One night, back at the little house by the water where we had gone on the second summer, he kissed me and said, "You're mine."
"No," I said, laughing, "You are mine."
He didn't argue.
We had both owed things to the world. Debt had been a theme in both our lives. We repaid them in different ways. I repaid with truth and work. He repaid with protection and presence.
"Don't walk away," he'd said once in a voice rough with promise.
"I won't," I answered.
He kept the answer like a coin. I kept it like a key.

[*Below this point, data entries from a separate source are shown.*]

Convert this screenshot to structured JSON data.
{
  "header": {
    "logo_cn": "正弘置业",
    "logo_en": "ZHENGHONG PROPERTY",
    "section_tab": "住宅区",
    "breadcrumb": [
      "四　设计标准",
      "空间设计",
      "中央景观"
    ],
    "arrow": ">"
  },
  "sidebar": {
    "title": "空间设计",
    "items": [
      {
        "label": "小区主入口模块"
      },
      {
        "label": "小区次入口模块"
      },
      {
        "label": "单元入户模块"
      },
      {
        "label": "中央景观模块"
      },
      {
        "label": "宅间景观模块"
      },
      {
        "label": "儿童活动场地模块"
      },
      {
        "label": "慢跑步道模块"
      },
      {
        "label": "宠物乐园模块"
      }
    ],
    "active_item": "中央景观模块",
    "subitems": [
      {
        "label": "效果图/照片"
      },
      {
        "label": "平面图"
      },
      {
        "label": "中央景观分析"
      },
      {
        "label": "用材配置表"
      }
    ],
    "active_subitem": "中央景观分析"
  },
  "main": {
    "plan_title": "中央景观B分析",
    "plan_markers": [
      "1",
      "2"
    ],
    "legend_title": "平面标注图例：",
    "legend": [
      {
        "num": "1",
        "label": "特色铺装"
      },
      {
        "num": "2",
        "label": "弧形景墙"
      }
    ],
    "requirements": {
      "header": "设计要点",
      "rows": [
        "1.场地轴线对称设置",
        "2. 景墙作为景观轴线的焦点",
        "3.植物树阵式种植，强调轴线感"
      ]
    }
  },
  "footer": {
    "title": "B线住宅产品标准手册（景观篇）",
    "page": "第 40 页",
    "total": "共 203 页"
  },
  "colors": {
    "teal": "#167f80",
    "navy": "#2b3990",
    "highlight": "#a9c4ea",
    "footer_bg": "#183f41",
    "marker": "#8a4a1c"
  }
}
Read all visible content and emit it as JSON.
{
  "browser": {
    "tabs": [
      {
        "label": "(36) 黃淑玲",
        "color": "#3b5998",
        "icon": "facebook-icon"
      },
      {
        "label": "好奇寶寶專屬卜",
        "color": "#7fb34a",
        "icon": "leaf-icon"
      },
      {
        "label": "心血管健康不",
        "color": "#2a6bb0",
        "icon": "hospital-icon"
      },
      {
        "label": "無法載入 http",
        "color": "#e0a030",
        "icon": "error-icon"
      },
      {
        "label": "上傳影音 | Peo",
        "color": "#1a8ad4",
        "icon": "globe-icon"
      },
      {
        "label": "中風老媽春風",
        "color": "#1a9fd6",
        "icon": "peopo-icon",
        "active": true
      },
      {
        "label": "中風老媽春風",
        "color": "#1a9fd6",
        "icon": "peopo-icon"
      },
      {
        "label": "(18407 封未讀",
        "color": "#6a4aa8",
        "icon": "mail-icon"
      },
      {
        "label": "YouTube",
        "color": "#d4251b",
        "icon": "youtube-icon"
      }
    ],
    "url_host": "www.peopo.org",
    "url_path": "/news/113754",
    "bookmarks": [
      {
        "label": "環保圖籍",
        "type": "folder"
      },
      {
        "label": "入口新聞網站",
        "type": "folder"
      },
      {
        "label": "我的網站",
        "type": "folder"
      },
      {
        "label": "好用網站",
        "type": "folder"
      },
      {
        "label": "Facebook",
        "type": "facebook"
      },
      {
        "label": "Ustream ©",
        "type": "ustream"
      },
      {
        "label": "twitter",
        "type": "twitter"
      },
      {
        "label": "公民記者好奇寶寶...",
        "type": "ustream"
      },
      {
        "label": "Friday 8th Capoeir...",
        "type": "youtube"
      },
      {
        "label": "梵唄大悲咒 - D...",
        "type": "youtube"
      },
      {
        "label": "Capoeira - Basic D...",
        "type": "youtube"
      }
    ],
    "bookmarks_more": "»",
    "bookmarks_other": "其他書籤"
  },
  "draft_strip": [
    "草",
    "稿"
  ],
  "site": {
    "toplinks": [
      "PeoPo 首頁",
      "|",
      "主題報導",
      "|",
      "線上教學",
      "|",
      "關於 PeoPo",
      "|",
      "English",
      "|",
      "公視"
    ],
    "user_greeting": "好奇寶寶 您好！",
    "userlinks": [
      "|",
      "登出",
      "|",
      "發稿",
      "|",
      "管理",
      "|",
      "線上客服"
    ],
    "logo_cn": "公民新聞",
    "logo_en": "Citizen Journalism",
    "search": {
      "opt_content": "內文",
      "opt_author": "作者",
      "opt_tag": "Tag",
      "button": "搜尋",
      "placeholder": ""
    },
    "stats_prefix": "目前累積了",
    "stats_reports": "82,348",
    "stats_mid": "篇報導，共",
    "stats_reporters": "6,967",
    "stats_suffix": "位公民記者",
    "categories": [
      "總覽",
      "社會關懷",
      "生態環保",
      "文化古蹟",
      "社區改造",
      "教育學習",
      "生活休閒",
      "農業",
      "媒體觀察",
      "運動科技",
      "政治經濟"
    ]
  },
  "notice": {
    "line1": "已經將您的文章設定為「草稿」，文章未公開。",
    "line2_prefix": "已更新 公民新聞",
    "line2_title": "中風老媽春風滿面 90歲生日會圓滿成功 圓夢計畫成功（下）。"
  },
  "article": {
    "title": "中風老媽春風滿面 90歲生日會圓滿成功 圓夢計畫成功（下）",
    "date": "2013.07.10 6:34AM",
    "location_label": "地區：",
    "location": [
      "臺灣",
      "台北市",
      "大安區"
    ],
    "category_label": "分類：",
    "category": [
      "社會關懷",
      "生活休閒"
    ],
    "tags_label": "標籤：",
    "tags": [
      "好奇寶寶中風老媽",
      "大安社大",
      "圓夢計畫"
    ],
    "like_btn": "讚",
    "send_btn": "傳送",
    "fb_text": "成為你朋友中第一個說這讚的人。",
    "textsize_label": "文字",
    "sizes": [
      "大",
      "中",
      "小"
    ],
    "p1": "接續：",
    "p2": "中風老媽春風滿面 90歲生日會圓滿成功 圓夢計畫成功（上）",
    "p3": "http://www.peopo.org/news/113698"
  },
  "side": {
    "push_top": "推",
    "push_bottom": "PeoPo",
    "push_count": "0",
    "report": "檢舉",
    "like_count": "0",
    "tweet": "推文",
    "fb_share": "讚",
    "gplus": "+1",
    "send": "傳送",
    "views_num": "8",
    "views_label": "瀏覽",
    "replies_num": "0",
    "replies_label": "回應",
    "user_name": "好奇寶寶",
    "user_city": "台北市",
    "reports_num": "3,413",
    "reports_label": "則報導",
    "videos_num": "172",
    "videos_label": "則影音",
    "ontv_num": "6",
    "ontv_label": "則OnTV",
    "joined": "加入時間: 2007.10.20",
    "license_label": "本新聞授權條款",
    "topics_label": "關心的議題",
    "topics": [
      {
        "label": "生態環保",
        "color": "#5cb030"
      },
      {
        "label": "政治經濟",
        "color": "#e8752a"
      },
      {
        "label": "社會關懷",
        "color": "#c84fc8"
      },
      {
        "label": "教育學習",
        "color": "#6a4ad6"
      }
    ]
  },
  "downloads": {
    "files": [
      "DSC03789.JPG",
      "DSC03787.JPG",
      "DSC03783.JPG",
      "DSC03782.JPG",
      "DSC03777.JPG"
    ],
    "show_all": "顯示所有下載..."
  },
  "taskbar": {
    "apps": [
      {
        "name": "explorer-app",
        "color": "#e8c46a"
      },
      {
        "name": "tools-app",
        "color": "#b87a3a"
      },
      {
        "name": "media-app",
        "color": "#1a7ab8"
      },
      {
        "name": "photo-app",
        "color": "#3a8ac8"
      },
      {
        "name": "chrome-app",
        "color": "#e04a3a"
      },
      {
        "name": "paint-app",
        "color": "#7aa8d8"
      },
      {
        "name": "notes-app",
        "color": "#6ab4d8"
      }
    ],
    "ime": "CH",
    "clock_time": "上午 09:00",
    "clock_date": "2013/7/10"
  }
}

When the last paper was signed and the last man who thought me small either left or learned to be kind, I stood on the balcony and watched a city full of lights.
"You promised you'd always be here," Greyson said behind me.
"I promised I'd always be honest," I said. "Honest when I wanted out. Honest when I wanted in."
He slid his hand into mine. "Then stay."
I did. I stayed. I took the life that came to me.
I still wake sometimes in the night from the old dream—the knife, the blood—but the dream has changed. The man I feared is not the one who stands at my shoulder. Now I have a man who says, "You are mine," in a way that means "I will guard you, and I will let you go if you ask."
Sometimes love is a chain. Sometimes love is a door. We made ours into both.
"Don't you dare walk away," he murmured one night as rain ran down the glass.
"I never will," I said, because I meant it, because I had learned how to own my life and my choices, because I had found someone who kept his word and gave me the courage to keep mine.